La salle de l’Embarcadère était comble ce vendredi soir pour le nouveau spectacle de Fabrice Eboué, intitulé « Solitudes ».
Avant son entrée en scène, la salle est plongée dans une ambiance soirée électro, un gros son qui tape dur, lumières qui clignotent, et les spectateurs qui applaudissent et crient : l’ambiance monte en puissance.
En tout premier lieu, Fabrice Eboué jauge la salle, il prend la température, cherche le benjamin et le doyen au sein du public, prend deux ou trois personnes en point de mire.
Il va sur tous les terrains, c’est du trial, du cross : l’affaire Pelicot, Gérard Miller, Gaza, Pierre Palmade, la transphobie, les troubles alimentaires, le masculinisme, les réseaux sociaux, la banalisation de la cocaïne, …
C’est tout ce qu’on aime : un ton percutant, politiquement incorrect, magistralement impertinent et irrespectueux à souhait dans un décor minimaliste : table, chaise, gourde et une canette de bière 8.6.
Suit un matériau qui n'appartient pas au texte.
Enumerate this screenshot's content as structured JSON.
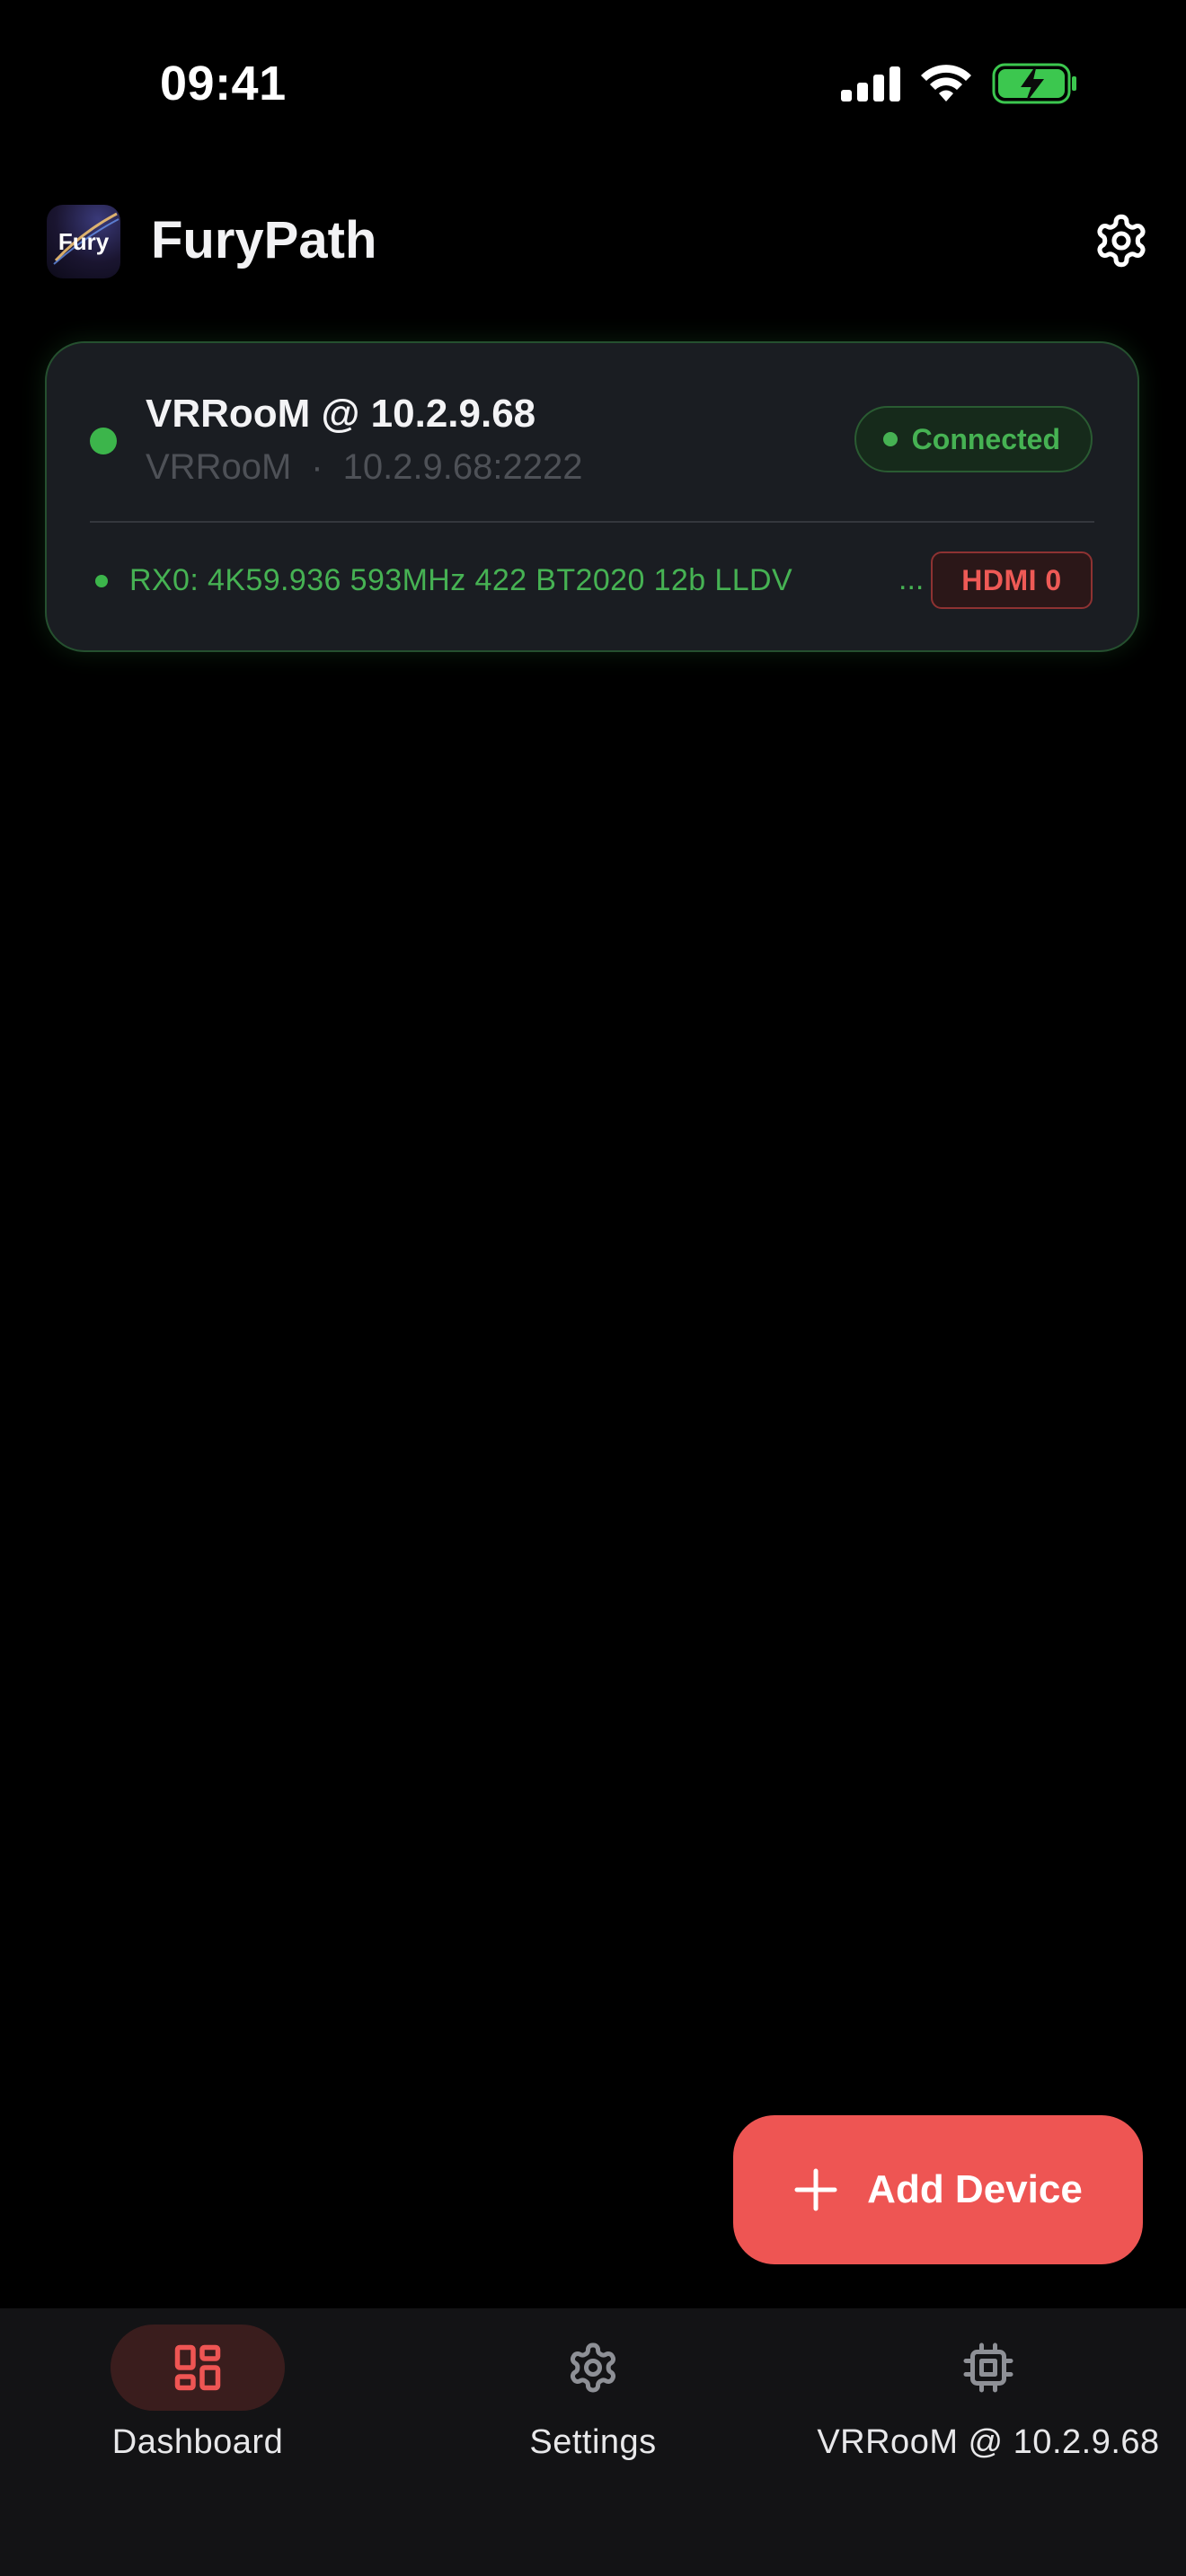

L’artiste a servi un menu humour noir et dérision : ça déménage, ça décape, c’est corrosif. Il atteint le coeur du système. Un spectacle qui déborde d’énergie avec un minimum d’effets, pas d’alibi, pas de subterfuges. La ligne droite est le plus court chemin pour aller droit au but, au coeur de la cible.
Le résultat ne tarde pas… La salle réagit et le rire prend l’avantage.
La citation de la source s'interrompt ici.